Video su come realizzare bombe, su tecniche di combattimento e di disarmo e perfino su come occultare i cadaveri.
È partita da Perugia l’indagine che ha portato al fermo di un operaio edile di origini tunisine di 24 anni, risultato anche essere inserito in una rete internazionale di gruppi jihadisti.
Tutto è partito da una indagine del comparto di Polizia Postale di Perugia sul cyberterrorismo, svolta insieme alla Digos.
Gli agenti sono riusciti ad individuare un profilo Whatsapp che era inserito in tre diversi gruppi: “Gli estranei”, “I canti dello stato islamico” e “L’esercito del califfato”. Attraverso questo strumento venivano scambiati messaggi di propaganda.
Grazie alle verifiche della Digos di Bologna e Parma, insieme alla Postale di Bologna si è riusciti a risalire al tunisino che ora è rinchiuso nel carcere di Parma. Nel suo telefonino, durante una perquisizione, erano state trovate immagini con scene di guerra in Medio Oriente, esecuzioni capitali, video di addestramento dei gruppi combattenti jihadisti.

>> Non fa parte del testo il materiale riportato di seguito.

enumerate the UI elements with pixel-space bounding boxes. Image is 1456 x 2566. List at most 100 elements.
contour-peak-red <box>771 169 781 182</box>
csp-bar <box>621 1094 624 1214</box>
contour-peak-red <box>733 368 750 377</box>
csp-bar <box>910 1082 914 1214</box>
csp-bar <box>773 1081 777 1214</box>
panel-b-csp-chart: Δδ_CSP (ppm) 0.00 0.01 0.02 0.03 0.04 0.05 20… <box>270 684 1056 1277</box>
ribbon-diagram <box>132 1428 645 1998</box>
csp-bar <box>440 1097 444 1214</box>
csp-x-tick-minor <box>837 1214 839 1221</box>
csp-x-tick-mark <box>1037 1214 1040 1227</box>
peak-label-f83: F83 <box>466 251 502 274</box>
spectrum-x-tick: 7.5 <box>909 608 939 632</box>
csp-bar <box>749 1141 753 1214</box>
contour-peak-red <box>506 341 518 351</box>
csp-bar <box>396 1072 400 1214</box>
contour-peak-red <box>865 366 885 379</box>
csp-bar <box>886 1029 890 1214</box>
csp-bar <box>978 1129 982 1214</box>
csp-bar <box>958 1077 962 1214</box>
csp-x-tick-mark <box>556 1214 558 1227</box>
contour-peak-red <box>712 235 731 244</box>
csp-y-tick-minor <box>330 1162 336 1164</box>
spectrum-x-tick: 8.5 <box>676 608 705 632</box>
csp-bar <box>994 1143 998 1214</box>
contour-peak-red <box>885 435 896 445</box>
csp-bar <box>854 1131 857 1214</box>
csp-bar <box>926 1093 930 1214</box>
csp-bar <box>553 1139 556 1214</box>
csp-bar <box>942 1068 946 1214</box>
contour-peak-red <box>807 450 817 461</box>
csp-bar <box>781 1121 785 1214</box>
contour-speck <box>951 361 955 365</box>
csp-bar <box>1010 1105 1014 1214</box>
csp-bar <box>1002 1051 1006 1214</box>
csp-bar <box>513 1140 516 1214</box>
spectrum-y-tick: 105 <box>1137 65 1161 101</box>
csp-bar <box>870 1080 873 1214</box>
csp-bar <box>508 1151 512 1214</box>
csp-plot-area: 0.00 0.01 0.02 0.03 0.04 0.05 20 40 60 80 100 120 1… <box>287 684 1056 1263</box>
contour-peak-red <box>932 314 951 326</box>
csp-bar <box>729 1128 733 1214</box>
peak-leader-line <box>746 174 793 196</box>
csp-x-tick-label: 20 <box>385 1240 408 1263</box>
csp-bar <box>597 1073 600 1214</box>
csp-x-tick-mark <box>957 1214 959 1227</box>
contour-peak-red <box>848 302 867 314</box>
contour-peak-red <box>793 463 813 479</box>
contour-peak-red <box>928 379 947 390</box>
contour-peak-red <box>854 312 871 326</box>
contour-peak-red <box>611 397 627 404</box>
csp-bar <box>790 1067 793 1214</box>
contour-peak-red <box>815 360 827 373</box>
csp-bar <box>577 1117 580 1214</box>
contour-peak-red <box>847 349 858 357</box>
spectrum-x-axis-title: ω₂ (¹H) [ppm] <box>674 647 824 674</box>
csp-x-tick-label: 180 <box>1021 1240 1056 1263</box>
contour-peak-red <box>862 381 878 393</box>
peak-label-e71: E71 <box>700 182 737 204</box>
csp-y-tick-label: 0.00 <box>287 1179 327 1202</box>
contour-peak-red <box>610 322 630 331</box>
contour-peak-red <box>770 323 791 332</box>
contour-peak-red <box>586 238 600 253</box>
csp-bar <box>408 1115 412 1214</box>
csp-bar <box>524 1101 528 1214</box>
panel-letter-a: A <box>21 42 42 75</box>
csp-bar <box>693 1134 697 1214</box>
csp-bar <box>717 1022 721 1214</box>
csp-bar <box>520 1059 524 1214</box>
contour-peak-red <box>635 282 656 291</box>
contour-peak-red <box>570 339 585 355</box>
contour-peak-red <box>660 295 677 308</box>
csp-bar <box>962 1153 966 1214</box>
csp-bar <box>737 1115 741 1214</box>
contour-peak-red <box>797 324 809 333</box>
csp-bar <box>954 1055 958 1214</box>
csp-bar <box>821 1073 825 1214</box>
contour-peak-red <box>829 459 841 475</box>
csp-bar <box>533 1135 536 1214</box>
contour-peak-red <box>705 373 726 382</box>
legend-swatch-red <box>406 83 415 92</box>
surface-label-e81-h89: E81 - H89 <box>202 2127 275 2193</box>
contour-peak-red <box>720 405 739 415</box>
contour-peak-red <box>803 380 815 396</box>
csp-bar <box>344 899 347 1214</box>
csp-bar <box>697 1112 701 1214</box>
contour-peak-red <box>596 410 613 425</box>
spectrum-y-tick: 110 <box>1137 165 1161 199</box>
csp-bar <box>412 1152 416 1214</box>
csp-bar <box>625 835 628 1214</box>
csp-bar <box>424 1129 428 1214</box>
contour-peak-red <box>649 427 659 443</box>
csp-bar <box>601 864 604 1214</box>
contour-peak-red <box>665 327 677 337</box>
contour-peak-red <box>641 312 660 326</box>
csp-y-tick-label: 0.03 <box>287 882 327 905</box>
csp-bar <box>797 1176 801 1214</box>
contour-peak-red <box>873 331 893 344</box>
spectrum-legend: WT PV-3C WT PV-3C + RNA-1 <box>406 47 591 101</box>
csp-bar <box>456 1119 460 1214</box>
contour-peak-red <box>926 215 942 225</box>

Dalle analisi della Digos effettuate sui contatti telefonici del giovane era emerso anche il suo inserimento in una cerchia ben più estesa di appartenenti ad ambienti jihadisti grazie ai contatti tenuti attraverso le più comuni chat di messaggistica istantanea come Telegram e Whatsapp con utenti dalla Tunisia allo Yemen fino agli Stati Uniti.
Il provvedimento di fermo è scattato lunedì grazie a una complessa indagine che, muovendo i primi passi dal capoluogo umbro, è arrivata a ricostruire i suoi movimenti.
Il rischio di tali infiltrazioni è stato sottolineato dal procuratore generale Fausto Cardella qualche giorno fa durante l’inaugurazione dell’anno giudiziario. «Il rischio di soggetti attestati su posizioni radicali in grado anche di progettare azioni delittuose sul territorio».